Yucel N. T., CAN Ö. D., Ozkay U. D.

PSYCHOPHARMACOLOGY, vol.237, no.4, pp.1131-1145, 2020 (SCI-Expanded) identifier identifier identifier

  • Publication Type: Article / Article
  • Volume: 237 Issue: 4
  • Publication Date: 2020
  • Doi Number: 10.1007/s00213-019-05443-5
  • Journal Name: PSYCHOPHARMACOLOGY
  • Journal Indexes: Science Citation Index Expanded (SCI-EXPANDED), Scopus, Academic Search Premier, Agricultural & Environmental Science Database, Animal Behavior Abstracts, BIOSIS, CAB Abstracts, CINAHL, EMBASE, Food Science & Technology Abstracts, MEDLINE, Psycinfo, SportDiscus, Veterinary Science Database
  • Page Numbers: pp.1131-1145
  • Eskisehir Osmangazi University Affiliated: No

Abstract

Rationale Current data indicate that the noradrenergic system plays a critical role in neuropathic pain treatment. Notably, drugs that directly affect this system may have curative potential in neuropathy-associated pain. Objectives The aim of this study was to evaluate the potential therapeutic efficacy of reboxetine, a potent and selective noradrenaline reuptake inhibitor, on hyperalgesia and allodynia responses in rats with experimental diabetes. Furthermore, mechanistic studies were performed to elucidate the possible mode of actions. Methods Experimental diabetes was induced by a single dose of streptozotocin. Mechanical hyperalgesia, mechanical allodynia, thermal hyperalgesia, and thermal allodynia responses in diabetic rats were evaluated by Randall-Selitto, dynamic plantar, Hargreaves, and warm plate tests, respectively. Results Reboxetine treatment (8 and 16 mg/kg for 2 weeks) demonstrated an effect comparable to that of the reference drug, pregabalin, improving the hyperalgesic and allodynic responses secondary to diabetes mellitus. Pretreatment with phentolamine, metoprolol, SR 59230A, and atropine did not alter the abovementioned effects of reboxetine; however, the administration of alpha-methyl-para-tyrosine methyl ester, propranolol, ICI-118,551, SCH-23390, sulpiride, and naltrindole significantly inhibited these effects. Moreover, reboxetine did not induce a significant difference in the rat plasma glucose levels.
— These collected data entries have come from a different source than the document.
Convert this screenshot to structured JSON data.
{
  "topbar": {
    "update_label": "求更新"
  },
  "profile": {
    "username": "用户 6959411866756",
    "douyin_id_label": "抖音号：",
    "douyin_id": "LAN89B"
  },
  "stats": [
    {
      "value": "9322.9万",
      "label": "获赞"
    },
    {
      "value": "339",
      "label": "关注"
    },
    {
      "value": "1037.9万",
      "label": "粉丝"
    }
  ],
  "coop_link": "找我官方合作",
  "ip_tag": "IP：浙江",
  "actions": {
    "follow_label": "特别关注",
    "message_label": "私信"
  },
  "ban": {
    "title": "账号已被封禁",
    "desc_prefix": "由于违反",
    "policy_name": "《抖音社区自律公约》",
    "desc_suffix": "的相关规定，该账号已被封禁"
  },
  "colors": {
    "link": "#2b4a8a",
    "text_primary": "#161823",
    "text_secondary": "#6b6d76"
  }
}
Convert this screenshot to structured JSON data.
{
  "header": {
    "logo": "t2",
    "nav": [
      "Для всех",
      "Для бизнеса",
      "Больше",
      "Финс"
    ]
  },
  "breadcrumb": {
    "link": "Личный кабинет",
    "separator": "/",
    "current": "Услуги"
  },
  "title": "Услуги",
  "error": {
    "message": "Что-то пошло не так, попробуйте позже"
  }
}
Conclusions Our findings indicate that the antihyperalgesic and antiallodynic effects of reboxetine are mediated by the catecholaminergic system; beta(2)-adrenoceptors; D-1-, D-2/D-3-dopaminergic receptors; and delta-opioid receptors. The results suggest that this analgesic effect of reboxetine, besides its neutral profile on glycemic control, may be advantageous in the pharmacotherapy of diabetic neuropathy-induced pain.